Fortsetzung der Eindrücke von den estnischen Tagen folgt ....

Tallinn gestern und heute

Der Livejournal-Blogger Dany Dorfmann hat eine Fotoserie mit alten Ansichten Tallinns seinen neuesten Aufnahmen aus jüngster Zeit gegenübergestellt. Die älteren stammen vornehmlich aus den 60ern Jahren. Die Dokumenation ist hier. Die alten Fotos wurden von zombakhan ins Web gestellt. Via delfi.ee.

Mittwoch, November 16, 2005

Die europäische Blog-Rangliste

Basic Thinking hat die vielleicht genaueste Rangliste über die Verbreitung des Bloggens in Europa kommentiert. Einige Österreicher haben sich gemeldet, die sich vor allem vor den Deutschen positionieren wollen. Aber beide Länder und auch das Baltikum haben noch keine starke Durchdringung mit dem Blog-Veröffentlichen. Auch Finnland nicht. Dagegen beteiligen sich bereits 10 % in Island daran, in Korea schon 25 % und wir liegen unter einem Prozent pro Tausend Einwohner. Die USA sind auch schon weiter.

Montag, November 14, 2005

Zeitungs- Rückblick Revaler Bote

Das Weltkriegs-Bildarchiv ist jetzt fast vollständig. Fotos aus dem 1. Weltkrieg und vor allem von der unbekannten Ostfront. Siehe Blogroll-Liste. Sie stammen von einem Soldaten, und dabei muss hinzugefügt werden,einem Soldat des Deutschen Reiches. Auf der anderen Seite der Front kämpften auch Deutsche, vor allem in der Russischen Armee. Viele sind Balten(deutsche) gewesen, also Nachkommen der vor Jahrhunderten ausgewanderten Westfalen usw..
Nach dem 1. Weltkrieg gab es in Deutschland eine Revolution und die Weimarer Republik wurde gegründet, Estland wurde auch Republik, die mit einem zweijährigen Unabhängigkeitskrieg begann. Die Baltendeutschen fanden sich also in einem neuen Staat wieder. Das Erstaunliche ist, wie die deutschsprachige Zeitung dort Berliner Politik 5 Jahre nach Kriegsende fast eins zu eins überträgt. Sehr gut zu sehen am Ende des Leitartikels, wo die angespannte Aufregung über die geforderte Auslieferung des Kronprinzen kommentarlos zitiert wird:

Für die Rückkehr des Kronprinzen, meinte der Kanzler[Stresemann], möchte er lieber neuen französischen Brutalitäten ausgesetzt sein, als den Vorwurf tragen, daß der letzte Deutsche aus dem Weltkrieg noch im Auslande fern von seiner Familie weilen müsse. Die Forderung der Auslieferung werde selbstverständlich abgelehnt.
Mit solchen Leitartikeln war die Verbindung zu Estland fast vollständig aufgehoben. (Der Artikel läßt sich herausvergrößern)

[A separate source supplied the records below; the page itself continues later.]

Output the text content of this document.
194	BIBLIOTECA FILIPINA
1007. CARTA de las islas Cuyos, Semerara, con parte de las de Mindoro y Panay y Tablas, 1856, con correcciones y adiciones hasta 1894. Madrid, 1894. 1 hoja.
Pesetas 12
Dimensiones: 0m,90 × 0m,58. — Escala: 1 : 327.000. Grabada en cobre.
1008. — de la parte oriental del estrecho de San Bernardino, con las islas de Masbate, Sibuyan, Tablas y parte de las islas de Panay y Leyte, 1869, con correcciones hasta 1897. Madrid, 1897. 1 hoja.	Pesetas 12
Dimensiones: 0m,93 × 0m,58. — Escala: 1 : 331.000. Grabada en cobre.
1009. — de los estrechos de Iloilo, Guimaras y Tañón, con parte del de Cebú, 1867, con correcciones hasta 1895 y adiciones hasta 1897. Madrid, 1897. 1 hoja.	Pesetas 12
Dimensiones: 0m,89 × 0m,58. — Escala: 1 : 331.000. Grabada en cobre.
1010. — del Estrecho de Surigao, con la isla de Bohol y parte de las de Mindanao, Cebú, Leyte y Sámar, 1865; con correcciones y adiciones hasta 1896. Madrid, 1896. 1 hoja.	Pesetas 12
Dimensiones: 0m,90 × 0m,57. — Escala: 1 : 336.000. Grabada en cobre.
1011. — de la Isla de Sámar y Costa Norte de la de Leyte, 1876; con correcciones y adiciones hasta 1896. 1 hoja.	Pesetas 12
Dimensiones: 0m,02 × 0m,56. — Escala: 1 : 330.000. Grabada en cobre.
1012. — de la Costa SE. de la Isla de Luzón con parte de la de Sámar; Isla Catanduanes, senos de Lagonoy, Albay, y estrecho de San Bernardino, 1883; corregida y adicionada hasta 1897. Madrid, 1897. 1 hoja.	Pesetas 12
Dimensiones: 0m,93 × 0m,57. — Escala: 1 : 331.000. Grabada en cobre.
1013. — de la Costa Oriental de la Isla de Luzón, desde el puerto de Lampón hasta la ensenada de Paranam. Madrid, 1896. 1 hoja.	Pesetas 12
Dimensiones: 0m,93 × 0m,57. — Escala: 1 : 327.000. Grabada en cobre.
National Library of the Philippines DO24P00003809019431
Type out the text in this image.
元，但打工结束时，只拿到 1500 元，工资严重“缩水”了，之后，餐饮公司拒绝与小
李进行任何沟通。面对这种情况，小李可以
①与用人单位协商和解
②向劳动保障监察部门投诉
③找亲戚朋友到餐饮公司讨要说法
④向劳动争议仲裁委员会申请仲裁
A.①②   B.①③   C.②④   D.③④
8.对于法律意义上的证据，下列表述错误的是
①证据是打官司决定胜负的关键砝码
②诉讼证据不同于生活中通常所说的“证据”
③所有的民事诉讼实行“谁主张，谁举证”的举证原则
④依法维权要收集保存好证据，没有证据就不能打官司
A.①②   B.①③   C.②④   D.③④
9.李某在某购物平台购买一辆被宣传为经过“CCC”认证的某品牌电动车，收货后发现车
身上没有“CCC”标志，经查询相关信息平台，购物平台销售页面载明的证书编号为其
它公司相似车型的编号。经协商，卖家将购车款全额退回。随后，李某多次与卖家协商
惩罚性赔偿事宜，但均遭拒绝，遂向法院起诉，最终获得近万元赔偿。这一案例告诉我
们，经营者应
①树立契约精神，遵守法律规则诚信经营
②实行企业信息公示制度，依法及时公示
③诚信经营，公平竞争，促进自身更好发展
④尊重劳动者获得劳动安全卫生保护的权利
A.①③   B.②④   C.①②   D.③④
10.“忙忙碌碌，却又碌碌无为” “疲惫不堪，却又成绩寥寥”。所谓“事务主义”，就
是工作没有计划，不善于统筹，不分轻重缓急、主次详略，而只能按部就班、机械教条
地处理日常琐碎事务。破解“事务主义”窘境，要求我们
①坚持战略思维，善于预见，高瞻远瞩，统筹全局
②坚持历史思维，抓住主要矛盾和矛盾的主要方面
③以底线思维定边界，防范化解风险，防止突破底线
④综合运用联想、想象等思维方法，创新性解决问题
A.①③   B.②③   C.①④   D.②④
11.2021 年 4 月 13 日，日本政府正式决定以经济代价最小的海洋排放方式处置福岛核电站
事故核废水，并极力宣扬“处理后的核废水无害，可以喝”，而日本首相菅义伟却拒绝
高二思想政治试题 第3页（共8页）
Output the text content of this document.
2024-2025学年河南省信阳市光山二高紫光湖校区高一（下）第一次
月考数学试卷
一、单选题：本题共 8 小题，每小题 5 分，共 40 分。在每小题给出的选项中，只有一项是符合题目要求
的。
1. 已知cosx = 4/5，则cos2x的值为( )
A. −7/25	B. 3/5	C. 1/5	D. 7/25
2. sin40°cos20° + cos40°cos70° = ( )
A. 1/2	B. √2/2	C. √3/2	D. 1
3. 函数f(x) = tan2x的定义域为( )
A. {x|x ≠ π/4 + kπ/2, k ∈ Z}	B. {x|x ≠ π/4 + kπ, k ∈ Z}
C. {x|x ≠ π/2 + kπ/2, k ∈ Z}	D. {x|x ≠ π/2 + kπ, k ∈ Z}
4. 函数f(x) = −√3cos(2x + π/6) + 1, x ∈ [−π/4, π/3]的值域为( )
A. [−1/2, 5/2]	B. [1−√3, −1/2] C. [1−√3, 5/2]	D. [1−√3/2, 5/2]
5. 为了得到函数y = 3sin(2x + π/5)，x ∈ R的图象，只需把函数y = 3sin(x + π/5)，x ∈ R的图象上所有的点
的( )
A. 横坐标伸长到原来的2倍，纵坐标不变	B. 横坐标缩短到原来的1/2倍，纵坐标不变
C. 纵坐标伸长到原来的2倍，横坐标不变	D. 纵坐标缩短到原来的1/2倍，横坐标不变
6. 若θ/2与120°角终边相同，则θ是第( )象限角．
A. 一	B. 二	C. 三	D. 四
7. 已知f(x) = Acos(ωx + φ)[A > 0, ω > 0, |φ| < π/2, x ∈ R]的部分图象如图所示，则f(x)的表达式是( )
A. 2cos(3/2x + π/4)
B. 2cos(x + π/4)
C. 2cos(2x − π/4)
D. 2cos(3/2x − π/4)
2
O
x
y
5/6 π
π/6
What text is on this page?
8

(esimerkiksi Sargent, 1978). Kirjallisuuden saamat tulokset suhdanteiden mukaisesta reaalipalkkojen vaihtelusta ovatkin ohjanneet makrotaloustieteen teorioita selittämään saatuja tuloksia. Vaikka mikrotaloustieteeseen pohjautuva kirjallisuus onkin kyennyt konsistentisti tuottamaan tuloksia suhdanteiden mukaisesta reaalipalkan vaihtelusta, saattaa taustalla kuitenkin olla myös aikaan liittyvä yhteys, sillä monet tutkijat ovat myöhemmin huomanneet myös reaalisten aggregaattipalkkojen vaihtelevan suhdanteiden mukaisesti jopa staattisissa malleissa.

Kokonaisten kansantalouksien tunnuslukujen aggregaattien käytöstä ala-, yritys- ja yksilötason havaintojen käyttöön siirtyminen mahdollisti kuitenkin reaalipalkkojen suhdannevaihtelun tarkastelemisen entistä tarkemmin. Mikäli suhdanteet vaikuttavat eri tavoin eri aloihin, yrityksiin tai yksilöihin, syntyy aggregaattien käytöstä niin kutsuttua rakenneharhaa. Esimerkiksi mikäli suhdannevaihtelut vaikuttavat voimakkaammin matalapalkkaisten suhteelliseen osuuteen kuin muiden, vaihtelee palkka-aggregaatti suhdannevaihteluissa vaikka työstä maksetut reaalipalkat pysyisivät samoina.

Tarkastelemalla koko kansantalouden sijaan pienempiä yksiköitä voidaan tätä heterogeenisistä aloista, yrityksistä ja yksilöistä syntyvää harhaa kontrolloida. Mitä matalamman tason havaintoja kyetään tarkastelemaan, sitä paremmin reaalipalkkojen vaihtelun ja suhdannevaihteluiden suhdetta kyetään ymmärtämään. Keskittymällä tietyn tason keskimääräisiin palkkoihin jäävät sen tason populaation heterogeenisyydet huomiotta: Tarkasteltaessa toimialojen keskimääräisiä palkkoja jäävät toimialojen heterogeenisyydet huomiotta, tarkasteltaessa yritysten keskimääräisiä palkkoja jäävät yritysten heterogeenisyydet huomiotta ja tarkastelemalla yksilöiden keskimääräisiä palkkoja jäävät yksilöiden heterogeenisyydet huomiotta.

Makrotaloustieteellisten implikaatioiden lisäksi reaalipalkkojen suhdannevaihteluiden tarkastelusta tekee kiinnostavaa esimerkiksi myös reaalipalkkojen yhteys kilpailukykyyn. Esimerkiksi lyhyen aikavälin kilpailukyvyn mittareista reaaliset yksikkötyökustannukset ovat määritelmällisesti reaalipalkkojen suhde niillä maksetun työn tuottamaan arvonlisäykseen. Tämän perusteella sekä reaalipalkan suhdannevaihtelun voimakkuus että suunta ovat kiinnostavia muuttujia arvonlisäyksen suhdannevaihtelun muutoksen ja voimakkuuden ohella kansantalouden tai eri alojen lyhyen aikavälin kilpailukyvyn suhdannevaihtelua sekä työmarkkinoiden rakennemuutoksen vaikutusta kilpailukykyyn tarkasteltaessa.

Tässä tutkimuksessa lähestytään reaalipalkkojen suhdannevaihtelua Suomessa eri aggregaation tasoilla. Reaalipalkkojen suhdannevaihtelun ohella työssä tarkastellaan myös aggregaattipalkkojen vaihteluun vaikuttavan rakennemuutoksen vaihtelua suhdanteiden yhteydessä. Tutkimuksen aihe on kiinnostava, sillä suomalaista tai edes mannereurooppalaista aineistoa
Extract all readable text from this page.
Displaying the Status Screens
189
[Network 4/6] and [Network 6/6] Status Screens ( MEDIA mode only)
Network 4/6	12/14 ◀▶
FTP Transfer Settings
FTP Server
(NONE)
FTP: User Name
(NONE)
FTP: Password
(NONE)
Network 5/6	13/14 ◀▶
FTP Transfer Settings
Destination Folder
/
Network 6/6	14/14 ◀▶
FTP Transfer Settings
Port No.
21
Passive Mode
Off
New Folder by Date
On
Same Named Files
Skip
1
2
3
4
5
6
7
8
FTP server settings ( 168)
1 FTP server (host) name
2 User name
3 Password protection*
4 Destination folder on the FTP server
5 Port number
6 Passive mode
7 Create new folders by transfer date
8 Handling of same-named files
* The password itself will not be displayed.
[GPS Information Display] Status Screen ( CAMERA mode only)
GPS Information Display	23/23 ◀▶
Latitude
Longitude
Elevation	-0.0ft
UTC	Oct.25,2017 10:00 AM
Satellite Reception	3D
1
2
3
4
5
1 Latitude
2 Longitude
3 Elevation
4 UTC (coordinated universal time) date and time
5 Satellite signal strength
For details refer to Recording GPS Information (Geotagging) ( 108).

Freitag, November 11, 2005

Korea-Estland




Originally uploaded by margus_malva.
Erstaunlich, margus hat eine Fotoserie, aus dem Naturpark Luhasoo zusammengestellt. Dort stehen mehrere Holztotems. Rechtes Bild
Die Bedeutung ist mir nicht ganz klar, aber die Ähnlichkeit zu koreanischen (links) samt Proportionen ist auffällig.

Wer weiter durch die Fotosammlung vom Margus wandert
kommt auch zu alten Mittelalter-Ruinen, einem Höhlenkomplex und einem Gefängnismuseum in Tallinn. Leider, leider noch spärlich betextet.

Donnerstag, November 10, 2005

Skype 200 Millionen mal heruntergeladen !

Warum ist das eine Meldung in Estland aber nicht hier? Das sagt eine Menge über den Zustand unserer Internet-Kommunikation in Deutschland aus. Mit dem Programm Skype wird das Telefonieren über Internet ermöglicht.

Drei Thesen:

1. Wir sind technisch zurückgefallen, der schnelle Internetanschluss ist Voraussetzung. In Deutschland steht dieser noch nicht überall zu Verfügung und ist noch relativ teuer. Und es ist ein ziemlich neuer Rechner mit neueren Betriebssystemen notwendig.

2. Wir wollen vielleicht gar nicht über das Internet kommunizieren. Viele lehnen den Computer auch gleich GRUNDSÄTZLICH ab. Es gibt hier den Mythos vom echten, realen Leben, das aber nicht über eine Datenleitung existieren kann. Konsequenz. Am besten gar nicht erst anwenden.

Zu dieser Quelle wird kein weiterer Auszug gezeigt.